Wednesday, February 9, 2011

Still on IV's

I went to the doctor's the other day and of course not much has changed. She said that I am definitely heading in the right direction and that my lungs sound much better now than when I was in the ICU two weeks ago, but they are still not great. Let's face it, that much I knew. I feel horrible still. For a few days I was able to sit at rest without oxygen but all of a sudden I need it 24/7 again. I am so exhausted I find myself sleeping whenever I get a chance, which isn't often with the medication schedule I am on. My weight has fallen again to 97 pounds which isn't horrible - but right before this hospitalization I was actually up to 110! I was able to wear all of my old jeans and it felt amazing. After my hospitalization in July/August I had slipped down to 88 pounds and was wearing a size 12 from the little girls store Justice. I am going back to the doctor again on monday and we will do a PFT, XRAY and decide whether or not to stay on IV's. If I continue, I will most likely look into going on short term disability for work, which is the last thing in the world I want to do.
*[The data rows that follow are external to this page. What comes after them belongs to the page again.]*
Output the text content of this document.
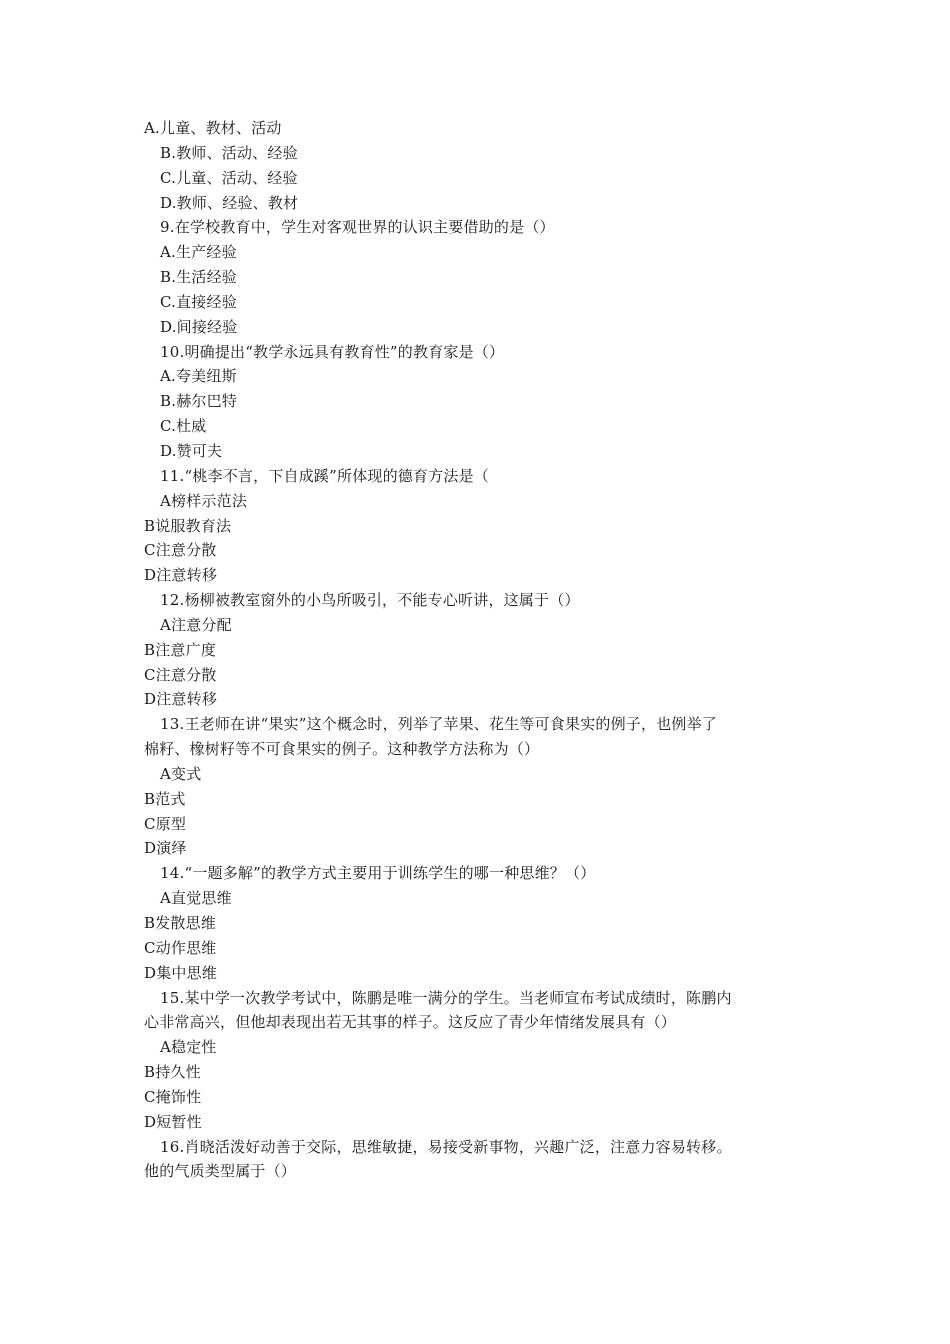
A.儿童、教材、活动
B.教师、活动、经验
C.儿童、活动、经验
D.教师、经验、教材
9.在学校教育中，学生对客观世界的认识主要借助的是（）
A.生产经验
B.生活经验
C.直接经验
D.间接经验
10.明确提出“教学永远具有教育性”的教育家是（）
A.夸美纽斯
B.赫尔巴特
C.杜威
D.赞可夫
11.“桃李不言，下自成蹊”所体现的德育方法是（
A榜样示范法
B说服教育法
C注意分散
D注意转移
12.杨柳被教室窗外的小鸟所吸引，不能专心听讲，这属于（）
A注意分配
B注意广度
C注意分散
D注意转移
13.王老师在讲“果实”这个概念时，列举了苹果、花生等可食果实的例子，也例举了
棉籽、橡树籽等不可食果实的例子。这种教学方法称为（）
A变式
B范式
C原型
D演绎
14.“一题多解”的教学方式主要用于训练学生的哪一种思维？（）
A直觉思维
B发散思维
C动作思维
D集中思维
15.某中学一次教学考试中，陈鹏是唯一满分的学生。当老师宣布考试成绩时，陈鹏内
心非常高兴，但他却表现出若无其事的样子。这反应了青少年情绪发展具有（）
A稳定性
B持久性
C掩饰性
D短暂性
16.肖晓活泼好动善于交际，思维敏捷，易接受新事物，兴趣广泛，注意力容易转移。
他的气质类型属于（）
However, I know that I really need to just think of myself and put my health above everything else. I know what I need to do, it's just so hard when the majority of your life CF never interfered and now that's all it seems like it's doing. Well that's it for now, I am going to try and get some sleep. Good night all!

1 comment:

Stacey said...

Thanks so much for the blog love,Katy! I am so sorry you're still feeling lousy :-( I was in a similar situation as you, in that CF didn't impact what I could and couldn't get done for about 34 years. Last year I cultured mycobacterium abscessus and MAC, which resulted in 4 months of IV's and over a year of antibiotic treatment. I worked full time, but realized that I needed to devote all of my attention to my health in this moment in time. It was a really hard decision. I didn't want to admit that my health was bad enough that I couldn't work. I ended up taking off for 4 months and looking back...it was an amazing gift that I gave myself. Hopefully, you will feel better by Monday and not even be faced with this decision. I just wanted you to know that I can relate... Lots of love to you!